Pitseleh- Elliott Smith
i'll tell you why i don't want to know where you are
i got a joke i been dying to tell you
a silent kid is looking down the barrel
to make the noise that i kept so quiet
i kept it from you, pitseleh
i'm not what's missing from your life now
i could never be the puzzle pieces
they say that God makes problems
just to see what you can stand
before you do as the devil pleases
and give up the thing you love
but no one deserves it
the first time i saw you i knew it would never last
i'm not half what i wish i was
i'm so angry
i don't think it'll ever pass
and i was bad news for you just because
i never meant to hurt you
Sometimes I think about how all this came to be. How the present came to be, whether it is a result of happenings in the past or if it's all just meant to be.
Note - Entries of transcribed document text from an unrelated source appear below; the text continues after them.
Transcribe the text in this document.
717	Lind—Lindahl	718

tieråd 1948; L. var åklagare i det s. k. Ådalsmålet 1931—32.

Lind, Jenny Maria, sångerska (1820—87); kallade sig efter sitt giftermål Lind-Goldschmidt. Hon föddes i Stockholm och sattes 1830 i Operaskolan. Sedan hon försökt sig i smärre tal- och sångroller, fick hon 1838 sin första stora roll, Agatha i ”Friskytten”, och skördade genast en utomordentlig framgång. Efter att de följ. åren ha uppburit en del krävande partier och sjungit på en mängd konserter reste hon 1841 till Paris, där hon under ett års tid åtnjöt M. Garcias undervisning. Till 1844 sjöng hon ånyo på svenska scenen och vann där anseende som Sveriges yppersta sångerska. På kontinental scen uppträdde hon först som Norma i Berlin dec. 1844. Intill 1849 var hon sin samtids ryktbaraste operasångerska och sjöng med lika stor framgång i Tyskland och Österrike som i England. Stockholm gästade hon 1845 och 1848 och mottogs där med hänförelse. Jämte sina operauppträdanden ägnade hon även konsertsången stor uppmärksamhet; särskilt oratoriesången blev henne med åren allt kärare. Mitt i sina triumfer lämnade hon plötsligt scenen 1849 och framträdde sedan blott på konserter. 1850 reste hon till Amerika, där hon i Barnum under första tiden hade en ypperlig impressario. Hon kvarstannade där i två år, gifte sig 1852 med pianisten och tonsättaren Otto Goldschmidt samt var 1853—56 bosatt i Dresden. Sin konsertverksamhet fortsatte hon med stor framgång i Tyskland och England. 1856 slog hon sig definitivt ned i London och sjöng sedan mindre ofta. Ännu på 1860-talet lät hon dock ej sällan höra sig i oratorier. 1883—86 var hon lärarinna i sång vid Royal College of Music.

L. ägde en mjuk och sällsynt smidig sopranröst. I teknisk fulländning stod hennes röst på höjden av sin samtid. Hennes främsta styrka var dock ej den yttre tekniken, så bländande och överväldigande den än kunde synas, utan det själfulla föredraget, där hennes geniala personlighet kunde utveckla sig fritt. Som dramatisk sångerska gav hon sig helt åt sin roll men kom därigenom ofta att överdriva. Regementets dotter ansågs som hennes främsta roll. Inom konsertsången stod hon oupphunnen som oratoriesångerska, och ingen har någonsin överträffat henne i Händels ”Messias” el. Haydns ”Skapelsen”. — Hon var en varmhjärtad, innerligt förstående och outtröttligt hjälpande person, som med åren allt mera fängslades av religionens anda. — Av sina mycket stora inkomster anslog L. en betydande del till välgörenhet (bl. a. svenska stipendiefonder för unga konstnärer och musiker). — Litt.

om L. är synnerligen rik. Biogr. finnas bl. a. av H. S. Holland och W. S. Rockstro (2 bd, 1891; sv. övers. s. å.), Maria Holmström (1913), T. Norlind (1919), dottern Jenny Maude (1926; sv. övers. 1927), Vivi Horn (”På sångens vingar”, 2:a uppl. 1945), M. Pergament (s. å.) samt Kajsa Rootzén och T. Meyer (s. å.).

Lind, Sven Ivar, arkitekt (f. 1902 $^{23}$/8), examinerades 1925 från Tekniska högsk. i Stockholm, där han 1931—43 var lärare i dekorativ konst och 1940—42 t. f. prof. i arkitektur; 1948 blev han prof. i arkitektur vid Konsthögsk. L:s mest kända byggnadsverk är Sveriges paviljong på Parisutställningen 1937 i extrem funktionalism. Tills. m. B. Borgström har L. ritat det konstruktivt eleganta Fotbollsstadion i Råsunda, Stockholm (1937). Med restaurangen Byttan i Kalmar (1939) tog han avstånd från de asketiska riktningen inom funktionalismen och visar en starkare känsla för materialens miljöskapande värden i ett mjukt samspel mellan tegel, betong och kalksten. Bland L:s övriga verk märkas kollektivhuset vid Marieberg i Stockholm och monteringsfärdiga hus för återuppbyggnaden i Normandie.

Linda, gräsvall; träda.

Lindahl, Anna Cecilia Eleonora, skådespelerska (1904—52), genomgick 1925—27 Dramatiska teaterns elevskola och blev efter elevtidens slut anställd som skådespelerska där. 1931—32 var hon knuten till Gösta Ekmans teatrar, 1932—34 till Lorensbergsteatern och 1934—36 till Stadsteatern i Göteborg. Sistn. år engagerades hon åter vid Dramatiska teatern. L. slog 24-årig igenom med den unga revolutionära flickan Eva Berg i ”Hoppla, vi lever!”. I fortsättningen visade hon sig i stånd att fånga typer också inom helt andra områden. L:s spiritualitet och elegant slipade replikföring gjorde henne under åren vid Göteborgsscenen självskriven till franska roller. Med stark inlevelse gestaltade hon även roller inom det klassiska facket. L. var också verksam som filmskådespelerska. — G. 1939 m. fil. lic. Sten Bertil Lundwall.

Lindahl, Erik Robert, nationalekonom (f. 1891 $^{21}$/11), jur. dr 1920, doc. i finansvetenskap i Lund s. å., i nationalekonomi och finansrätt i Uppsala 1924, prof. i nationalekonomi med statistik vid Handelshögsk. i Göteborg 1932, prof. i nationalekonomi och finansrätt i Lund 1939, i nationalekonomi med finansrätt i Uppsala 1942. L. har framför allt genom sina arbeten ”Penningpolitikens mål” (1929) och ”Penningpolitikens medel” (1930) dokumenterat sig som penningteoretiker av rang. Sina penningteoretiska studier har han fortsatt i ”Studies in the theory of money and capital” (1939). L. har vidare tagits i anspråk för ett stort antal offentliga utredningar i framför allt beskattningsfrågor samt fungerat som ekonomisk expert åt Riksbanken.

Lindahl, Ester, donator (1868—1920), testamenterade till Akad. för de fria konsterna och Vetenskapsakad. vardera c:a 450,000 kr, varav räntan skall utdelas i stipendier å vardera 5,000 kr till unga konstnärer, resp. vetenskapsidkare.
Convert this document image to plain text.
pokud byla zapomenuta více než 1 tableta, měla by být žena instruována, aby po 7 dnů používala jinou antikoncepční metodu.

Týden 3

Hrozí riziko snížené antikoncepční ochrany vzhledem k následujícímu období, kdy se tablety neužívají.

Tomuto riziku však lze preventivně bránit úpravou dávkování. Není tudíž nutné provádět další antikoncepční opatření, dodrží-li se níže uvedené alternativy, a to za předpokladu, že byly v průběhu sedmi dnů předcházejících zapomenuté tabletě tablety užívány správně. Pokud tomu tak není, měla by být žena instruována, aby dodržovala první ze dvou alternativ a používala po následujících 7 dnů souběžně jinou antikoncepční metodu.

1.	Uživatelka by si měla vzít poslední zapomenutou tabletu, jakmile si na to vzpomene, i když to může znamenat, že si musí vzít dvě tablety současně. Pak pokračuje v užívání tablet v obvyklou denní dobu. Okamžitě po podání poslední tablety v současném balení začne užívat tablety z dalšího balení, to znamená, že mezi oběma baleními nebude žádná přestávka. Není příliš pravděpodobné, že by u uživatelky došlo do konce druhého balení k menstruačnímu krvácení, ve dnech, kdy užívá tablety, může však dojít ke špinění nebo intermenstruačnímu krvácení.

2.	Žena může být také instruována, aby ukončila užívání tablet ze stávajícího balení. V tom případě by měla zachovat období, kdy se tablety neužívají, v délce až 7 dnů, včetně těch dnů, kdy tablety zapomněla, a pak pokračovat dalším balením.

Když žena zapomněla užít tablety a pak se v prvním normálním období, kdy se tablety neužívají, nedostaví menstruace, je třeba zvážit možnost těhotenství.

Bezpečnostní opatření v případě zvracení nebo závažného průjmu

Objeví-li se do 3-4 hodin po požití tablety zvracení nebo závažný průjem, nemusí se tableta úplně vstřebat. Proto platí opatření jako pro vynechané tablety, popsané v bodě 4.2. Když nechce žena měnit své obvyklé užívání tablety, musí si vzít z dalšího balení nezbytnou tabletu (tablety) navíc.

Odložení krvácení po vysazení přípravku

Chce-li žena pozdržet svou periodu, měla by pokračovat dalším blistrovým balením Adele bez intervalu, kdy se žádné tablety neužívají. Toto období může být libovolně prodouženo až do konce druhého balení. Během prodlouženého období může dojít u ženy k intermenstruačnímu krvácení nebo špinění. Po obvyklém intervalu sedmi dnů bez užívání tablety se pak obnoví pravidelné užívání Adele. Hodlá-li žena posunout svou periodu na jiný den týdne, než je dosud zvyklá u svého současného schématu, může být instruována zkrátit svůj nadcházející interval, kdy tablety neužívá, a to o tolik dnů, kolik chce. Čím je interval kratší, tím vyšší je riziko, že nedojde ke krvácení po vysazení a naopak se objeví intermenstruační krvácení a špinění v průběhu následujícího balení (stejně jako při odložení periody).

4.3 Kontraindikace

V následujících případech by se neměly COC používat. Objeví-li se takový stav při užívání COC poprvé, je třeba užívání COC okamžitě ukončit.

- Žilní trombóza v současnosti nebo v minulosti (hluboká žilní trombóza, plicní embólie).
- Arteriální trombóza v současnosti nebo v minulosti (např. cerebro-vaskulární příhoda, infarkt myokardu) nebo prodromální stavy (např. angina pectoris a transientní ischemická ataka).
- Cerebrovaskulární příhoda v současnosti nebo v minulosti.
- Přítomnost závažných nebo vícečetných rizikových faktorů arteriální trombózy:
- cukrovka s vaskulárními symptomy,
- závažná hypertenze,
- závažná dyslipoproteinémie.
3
When did this exactly begin? When did that exactly end? And then sometimes I get scared of the future. Just because I can't imagine things being different or better or worse. I love the way things are right now. It's that spot where things come together, and of course, being the person I am, I'm questioning it. Waiting for the downfall. Because I'm used to it and I'm going to be ready for it. But then I'm backing myself into a corner, setting myself up to fail. Sometimes sometimes sometimes. some time. What time? When time? Who time? WHOSE TIME??
I told you I'm obsessed with time. Always fighting to clock. As I fight myself.
I'm sorrrrryyyyyyyyyyyyyyyy. This shit is so complicated. My wires are crossed.